A neural network architecture designed for sequential data that maintains a hidden state — a form of memory — allowing it to incorporate context from previous inputs when processing each new element.
In Depth
Standard neural networks process each input independently — they have no memory. A Recurrent Neural Network breaks this limitation by maintaining a hidden state: an internal vector that summarizes information from all previous inputs in the sequence. At each time step, the network receives the current input and the previous hidden state, combines them, and produces a new hidden state. This feedback loop gives RNNs a form of short-term memory that makes them natural for sequential tasks.
RNNs were the dominant architecture for Natural Language Processing tasks in the 2010s — language translation, text generation, sentiment analysis — precisely because language is sequential.
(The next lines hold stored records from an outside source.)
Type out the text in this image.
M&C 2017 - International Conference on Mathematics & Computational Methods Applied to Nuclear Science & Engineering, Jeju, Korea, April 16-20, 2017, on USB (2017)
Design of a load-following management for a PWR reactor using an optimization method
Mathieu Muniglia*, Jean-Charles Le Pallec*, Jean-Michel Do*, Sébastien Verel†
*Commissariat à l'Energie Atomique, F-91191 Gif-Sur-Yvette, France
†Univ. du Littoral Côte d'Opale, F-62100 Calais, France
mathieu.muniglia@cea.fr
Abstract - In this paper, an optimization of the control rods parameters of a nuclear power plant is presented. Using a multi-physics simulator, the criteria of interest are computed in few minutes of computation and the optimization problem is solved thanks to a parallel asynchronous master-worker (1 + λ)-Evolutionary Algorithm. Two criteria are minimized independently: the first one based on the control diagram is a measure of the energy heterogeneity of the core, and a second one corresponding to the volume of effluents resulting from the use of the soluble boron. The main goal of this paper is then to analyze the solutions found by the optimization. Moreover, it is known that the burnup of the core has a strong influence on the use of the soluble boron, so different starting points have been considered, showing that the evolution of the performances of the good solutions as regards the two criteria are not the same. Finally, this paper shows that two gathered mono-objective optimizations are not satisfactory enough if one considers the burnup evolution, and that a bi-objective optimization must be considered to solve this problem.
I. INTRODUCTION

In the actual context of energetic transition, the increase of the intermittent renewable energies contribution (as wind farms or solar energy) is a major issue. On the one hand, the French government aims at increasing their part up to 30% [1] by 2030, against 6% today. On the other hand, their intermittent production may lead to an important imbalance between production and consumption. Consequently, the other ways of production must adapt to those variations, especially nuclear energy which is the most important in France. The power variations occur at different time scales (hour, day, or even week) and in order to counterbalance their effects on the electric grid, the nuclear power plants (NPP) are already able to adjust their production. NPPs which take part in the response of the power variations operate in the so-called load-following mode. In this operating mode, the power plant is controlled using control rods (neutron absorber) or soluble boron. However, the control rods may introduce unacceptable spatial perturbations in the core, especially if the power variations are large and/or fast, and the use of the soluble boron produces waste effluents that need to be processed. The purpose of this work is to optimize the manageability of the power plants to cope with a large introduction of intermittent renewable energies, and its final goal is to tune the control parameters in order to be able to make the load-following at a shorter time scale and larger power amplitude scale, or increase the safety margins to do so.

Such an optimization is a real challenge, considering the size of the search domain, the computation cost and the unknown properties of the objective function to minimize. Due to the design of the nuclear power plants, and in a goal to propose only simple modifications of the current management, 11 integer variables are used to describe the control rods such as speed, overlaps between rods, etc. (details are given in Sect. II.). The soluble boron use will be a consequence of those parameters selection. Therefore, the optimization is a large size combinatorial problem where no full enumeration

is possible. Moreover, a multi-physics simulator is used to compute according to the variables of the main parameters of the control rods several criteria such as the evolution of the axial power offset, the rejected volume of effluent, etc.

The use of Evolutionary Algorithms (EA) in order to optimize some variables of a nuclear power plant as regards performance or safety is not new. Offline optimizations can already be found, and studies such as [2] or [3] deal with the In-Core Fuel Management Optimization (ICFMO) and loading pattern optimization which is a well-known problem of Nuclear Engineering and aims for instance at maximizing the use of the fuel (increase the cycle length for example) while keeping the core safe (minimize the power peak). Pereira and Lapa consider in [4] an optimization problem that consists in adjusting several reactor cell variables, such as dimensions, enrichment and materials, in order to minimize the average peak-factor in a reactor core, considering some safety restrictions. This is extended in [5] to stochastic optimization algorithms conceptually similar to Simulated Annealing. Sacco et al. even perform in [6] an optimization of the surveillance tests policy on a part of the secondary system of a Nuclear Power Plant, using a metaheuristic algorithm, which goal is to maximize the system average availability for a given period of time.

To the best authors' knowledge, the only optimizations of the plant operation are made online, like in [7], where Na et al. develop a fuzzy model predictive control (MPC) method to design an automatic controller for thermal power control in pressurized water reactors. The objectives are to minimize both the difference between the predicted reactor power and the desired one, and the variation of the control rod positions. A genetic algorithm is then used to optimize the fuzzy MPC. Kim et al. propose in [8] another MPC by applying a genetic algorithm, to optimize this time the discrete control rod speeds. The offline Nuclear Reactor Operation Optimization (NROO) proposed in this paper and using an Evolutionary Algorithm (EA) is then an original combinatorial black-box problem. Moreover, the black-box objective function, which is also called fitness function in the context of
Each word's meaning depends on the words before it. RNNs capture this dependency by threading the hidden state through every word in the sentence. However, they suffer from the vanishing gradient problem: as sequences grow longer, gradients shrink exponentially during backpropagation, making it hard to learn dependencies spanning many time steps.
LSTM (Long Short-Term Memory) and GRU (Gated Recurrent Unit) networks were developed to address this limitation, using gating mechanisms to selectively retain or forget information over long sequences. However, even LSTMs are largely superseded in NLP by the Transformer architecture, which processes entire sequences in parallel using attention mechanisms and scales far more efficiently on modern hardware. RNNs and LSTMs still see use in embedded systems, audio processing, and applications requiring low latency sequential inference.
RNNs gave neural networks memory — the ability to use context from the past when interpreting the present — unlocking sequential tasks like language, audio, and time series modeling.